Ask yourself if your lifestyle and geographic region supports your choice to breed. Do you often spend long hours working away from home? If so how will you hand feed a hoglet every 2 hours when necessary or administer syringe feedings to a convalescing Hedgehog every 2 hours? Do you like to travel? If so who will take care of your Hedgehogs while you are on vacation? Can they really be trusted? Are you willing to forgo any future vacations with your family in order to stay home and care for your Hedgehogs should you not be able to find a competent pet sitter? If you do find a pet sitter are you willing to trust them with the lives of your entire herd and their offspring? Do you have access to an emergency veterinarian? Most Hedgehog emergencies happen in the off hours and on weekends, it’s Murphy’s Law and it will eventually apply here. Are you willing to pay the excess for an emergency charge when necessary? Do you have the space to house any offspring for an indefinite amount of time should they become un-saleable? Female hedgehogs can only breed for a certain amount of time, when they are done they are done. What will you do with your retired breeding hedgehogs?? Do you have the space, time, determination, and will to house, care for, and feed any offspring for an indefinite amount of time should it not be a seller’s market? Do you have a customer base available to you? Can you ship your babies to other parts of the country or even the world? Are you willing to take in rescues? If you breed you will eventually be presented with rescues that can be very time and cost prohibitive. Are you willing to offer a money back guarantee for the life of any hoglets born of your breeding? Are you willing to take back a hoglet and possibly offer a refund should a buyer decide they’ve made a mistake and a Hedgehog is not the pet for them?

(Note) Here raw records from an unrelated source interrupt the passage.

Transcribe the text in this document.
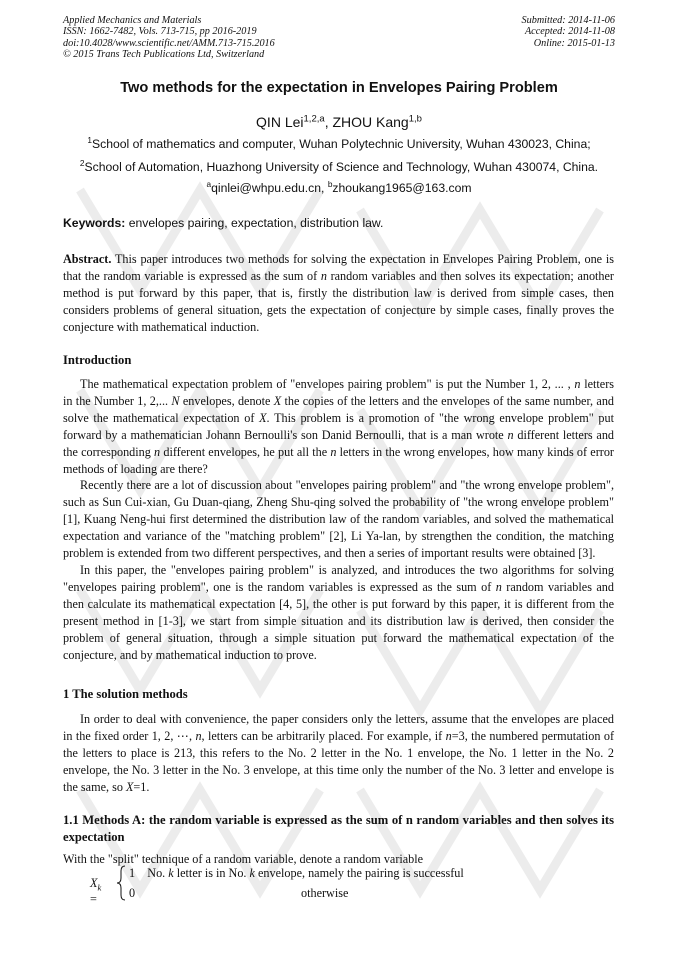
Applied Mechanics and Materials
ISSN: 1662-7482, Vols. 713-715, pp 2016-2019
doi:10.4028/www.scientific.net/AMM.713-715.2016
© 2015 Trans Tech Publications Ltd, Switzerland
Submitted: 2014-11-06
Accepted: 2014-11-08
Online: 2015-01-13
Two methods for the expectation in Envelopes Pairing Problem
QIN Lei$^{1,2,a}$, ZHOU Kang$^{1,b}$
$^1$School of mathematics and computer, Wuhan Polytechnic University, Wuhan 430023, China;
$^2$School of Automation, Huazhong University of Science and Technology, Wuhan 430074, China.
$^a$qinlei@whpu.edu.cn, $^b$zhoukang1965@163.com
Keywords: envelopes pairing, expectation, distribution law.

Abstract. This paper introduces two methods for solving the expectation in Envelopes Pairing Problem, one is that the random variable is expressed as the sum of n random variables and then solves its expectation; another method is put forward by this paper, that is, firstly the distribution law is derived from simple cases, then considers problems of general situation, gets the expectation of conjecture by simple cases, finally proves the conjecture with mathematical induction.

Introduction

The mathematical expectation problem of "envelopes pairing problem" is put the Number 1, 2, ... , n letters in the Number 1, 2,... N envelopes, denote X the copies of the letters and the envelopes of the same number, and solve the mathematical expectation of X. This problem is a promotion of "the wrong envelope problem" put forward by a mathematician Johann Bernoulli's son Danid Bernoulli, that is a man wrote n different letters and the corresponding n different envelopes, he put all the n letters in the wrong envelopes, how many kinds of error methods of loading are there?

Recently there are a lot of discussion about "envelopes pairing problem" and "the wrong envelope problem", such as Sun Cui-xian, Gu Duan-qiang, Zheng Shu-qing solved the probability of "the wrong envelope problem" [1], Kuang Neng-hui first determined the distribution law of the random variables, and solved the mathematical expectation and variance of the "matching problem" [2], Li Ya-lan, by strengthen the condition, the matching problem is extended from two different perspectives, and then a series of important results were obtained [3].

In this paper, the "envelopes pairing problem" is analyzed, and introduces the two algorithms for solving "envelopes pairing problem", one is the random variables is expressed as the sum of n random variables and then calculate its mathematical expectation [4, 5], the other is put forward by this paper, it is different from the present method in [1-3], we start from simple situation and its distribution law is derived, then consider the problem of general situation, through a simple situation put forward the mathematical expectation of the conjecture, and by mathematical induction to prove.

1 The solution methods

In order to deal with convenience, the paper considers only the letters, assume that the envelopes are placed in the fixed order 1, 2, ⋯, n, letters can be arbitrarily placed. For example, if n=3, the numbered permutation of the letters to place is 213, this refers to the No. 2 letter in the No. 1 envelope, the No. 1 letter in the No. 2 envelope, the No. 3 letter in the No. 3 envelope, at this time only the number of the No. 3 letter and envelope is the same, so X=1.

1.1 Methods A: the random variable is expressed as the sum of n random variables and then solves its expectation

With the "split" technique of a random variable, denote a random variable

$X_k$ =
1 No. k letter is in No. k envelope, namely the pairing is successful
0	otherwise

Are you willing to learn what it takes to breed the best of the best? Are you willing to possibly limit your lines to a reasonable and manageable amount so as not to sacrifice quality, health, and temperament for quantity and the simple pleasure of breeding for those unusual colors?

Are you prepared to keep the necessary records to ensure you are not inbreeding, to track hereditary diseases, to manage the accounting side of Hedgehog breeding? Do you know enough about running your own business to keep accurate financial records? If you do not keep accurate financial records it could get you in to serious trouble with the IRS and other agencies. Breeding also ensures you will have to keep track of all receipts for any supplies, food, animals, travel, etc… so you can accurately file your taxes. It will also mean paying a little extra at tax time when the tax preparation service in the mall has no clue how to help you file as a breeder.

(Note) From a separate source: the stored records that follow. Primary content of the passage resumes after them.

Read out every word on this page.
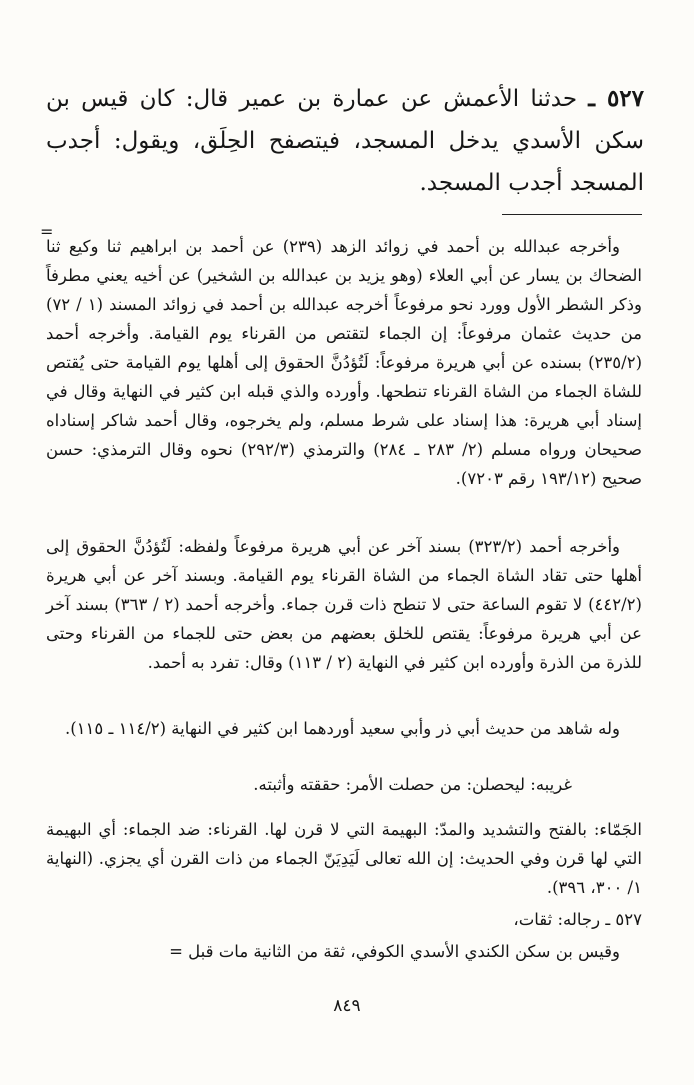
٥٢٧ ـ حدثنا الأعمش عن عمارة بن عمير قال: كان قيس بن سكن الأسدي يدخل المسجد، فيتصفح الحِلَق، ويقول: أجدب المسجد أجدب المسجد.
=

وأخرجه عبدالله بن أحمد في زوائد الزهد (٢٣٩) عن أحمد بن ابراهيم ثنا وكيع ثنا الضحاك بن يسار عن أبي العلاء (وهو يزيد بن عبدالله بن الشخير) عن أخيه يعني مطرفاً وذكر الشطر الأول وورد نحو مرفوعاً أخرجه عبدالله بن أحمد في زوائد المسند (١ / ٧٢) من حديث عثمان مرفوعاً: إن الجماء لتقتص من القرناء يوم القيامة. وأخرجه أحمد (٢٣٥/٢) بسنده عن أبي هريرة مرفوعاً: لَتُؤدُنَّ الحقوق إلى أهلها يوم القيامة حتى يُقتص للشاة الجماء من الشاة القرناء تنطحها. وأورده والذي قبله ابن كثير في النهاية وقال في إسناد أبي هريرة: هذا إسناد على شرط مسلم، ولم يخرجوه، وقال أحمد شاكر إسناداه صحيحان ورواه مسلم (٢/ ٢٨٣ ـ ٢٨٤) والترمذي (٢٩٢/٣) نحوه وقال الترمذي: حسن صحيح (١٩٣/١٢ رقم ٧٢٠٣).

وأخرجه أحمد (٣٢٣/٢) بسند آخر عن أبي هريرة مرفوعاً ولفظه: لَتُؤدُنَّ الحقوق إلى أهلها حتى تقاد الشاة الجماء من الشاة القرناء يوم القيامة. وبسند آخر عن أبي هريرة (٤٤٢/٢) لا تقوم الساعة حتى لا تنطح ذات قرن جماء. وأخرجه أحمد (٢ / ٣٦٣) بسند آخر عن أبي هريرة مرفوعاً: يقتص للخلق بعضهم من بعض حتى للجماء من القرناء وحتى للذرة من الذرة وأورده ابن كثير في النهاية (٢ / ١١٣) وقال: تفرد به أحمد.

وله شاهد من حديث أبي ذر وأبي سعيد أوردهما ابن كثير في النهاية (١١٤/٢ ـ ١١٥).

غريبه: ليحصلن: من حصلت الأمر: حققته وأثبته.

الجَمّاء: بالفتح والتشديد والمدّ: البهيمة التي لا قرن لها. القرناء: ضد الجماء: أي البهيمة التي لها قرن وفي الحديث: إن الله تعالى لَيَدِيَنّ الجماء من ذات القرن أي يجزي. (النهاية ١/ ٣٠٠، ٣٩٦).

٥٢٧ ـ رجاله: ثقات،

وقيس بن سكن الكندي الأسدي الكوفي، ثقة من الثانية مات قبل =

٨٤٩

Are you prepared to educate and guide pet owners and potential breeders? Are you prepared to answer calls and e-mails at all hours of the day and night 7 days a week, 365 days a year when a stranger is given your name by your hairdresser and she has a problem with her Hedgehog and she needs your help? Better yet, are you prepared to receive e-mails and phone calls from people who are unfit to provide homes for these magnificent creatures?? Do you have what it takes to tell a potentially bad owner you will not sell your baby to them?? Are you willing to make sure your babies go to loving homes no matter what you might have to do or say?

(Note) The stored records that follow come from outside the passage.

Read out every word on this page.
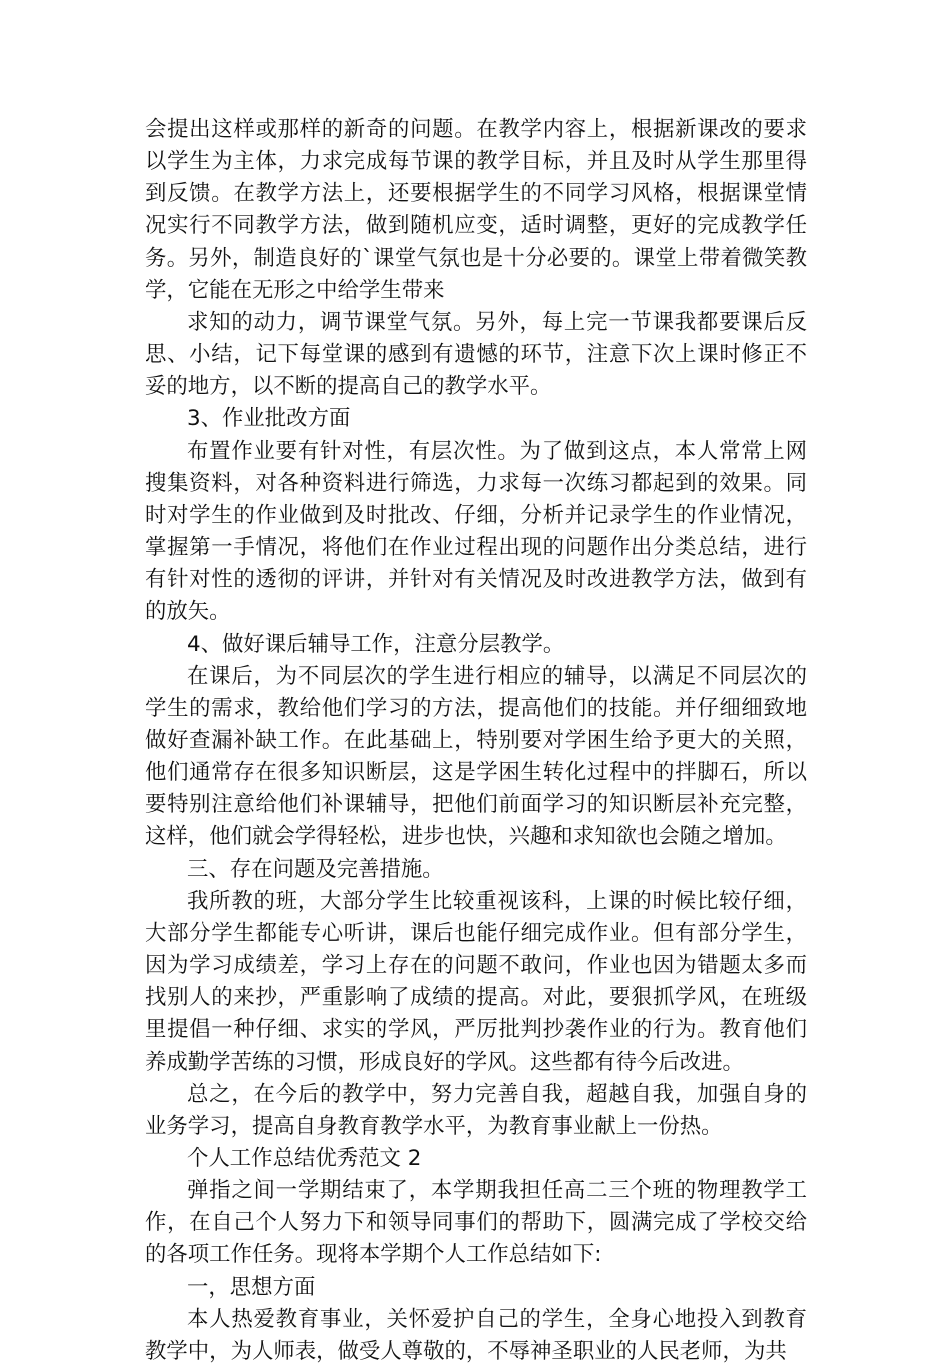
会提出这样或那样的新奇的问题。在教学内容上，根据新课改的要求以学生为主体，力求完成每节课的教学目标，并且及时从学生那里得到反馈。在教学方法上，还要根据学生的不同学习风格，根据课堂情况实行不同教学方法，做到随机应变，适时调整，更好的完成教学任务。另外，制造良好的`课堂气氛也是十分必要的。课堂上带着微笑教学，它能在无形之中给学生带来

求知的动力，调节课堂气氛。另外，每上完一节课我都要课后反思、小结，记下每堂课的感到有遗憾的环节，注意下次上课时修正不妥的地方，以不断的提高自己的教学水平。

3、作业批改方面

布置作业要有针对性，有层次性。为了做到这点，本人常常上网搜集资料，对各种资料进行筛选，力求每一次练习都起到的效果。同时对学生的作业做到及时批改、仔细，分析并记录学生的作业情况，掌握第一手情况，将他们在作业过程出现的问题作出分类总结，进行有针对性的透彻的评讲，并针对有关情况及时改进教学方法，做到有的放矢。

4、做好课后辅导工作，注意分层教学。

在课后，为不同层次的学生进行相应的辅导，以满足不同层次的学生的需求，教给他们学习的方法，提高他们的技能。并仔细细致地做好查漏补缺工作。在此基础上，特别要对学困生给予更大的关照，他们通常存在很多知识断层，这是学困生转化过程中的拌脚石，所以要特别注意给他们补课辅导，把他们前面学习的知识断层补充完整，这样，他们就会学得轻松，进步也快，兴趣和求知欲也会随之增加。

三、存在问题及完善措施。

我所教的班，大部分学生比较重视该科，上课的时候比较仔细，大部分学生都能专心听讲，课后也能仔细完成作业。但有部分学生，因为学习成绩差，学习上存在的问题不敢问，作业也因为错题太多而找别人的来抄，严重影响了成绩的提高。对此，要狠抓学风，在班级里提倡一种仔细、求实的学风，严厉批判抄袭作业的行为。教育他们养成勤学苦练的习惯，形成良好的学风。这些都有待今后改进。

总之，在今后的教学中，努力完善自我，超越自我，加强自身的业务学习，提高自身教育教学水平，为教育事业献上一份热。

个人工作总结优秀范文 2

弹指之间一学期结束了，本学期我担任高二三个班的物理教学工作，在自己个人努力下和领导同事们的帮助下，圆满完成了学校交给的各项工作任务。现将本学期个人工作总结如下:

一，思想方面

本人热爱教育事业，关怀爱护自己的学生，全身心地投入到教育教学中，为人师表，做受人尊敬的，不辱神圣职业的人民老师，为共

Finally, and in my opinion the most important, do you want to be a large scale mill or a hobby breeder of pet Hedgehogs?? Hobby breeders have a duty to uphold themselves to a different standard than millers. Millers have hundreds or even thousands of animals. To a miller the loss of one Hedgehog who may have eventually been tossed in a bin to die once bred out, is no big deal. To be a hobby breeder is to put the animals and the pet owner first and foremost. Before profit, before pride, before the show, and before even your own self. To be a hobby breeder is to take on an overwhelming amount of responsibility and to give your self heart first to the animals and to finding them the perfect forever home. Please make that distinction in your mind and in your heart before deciding to breed.

There are MANY more things to consider. These are just a few of the things that immediately come to mind and that other breeders or myself have had experience with.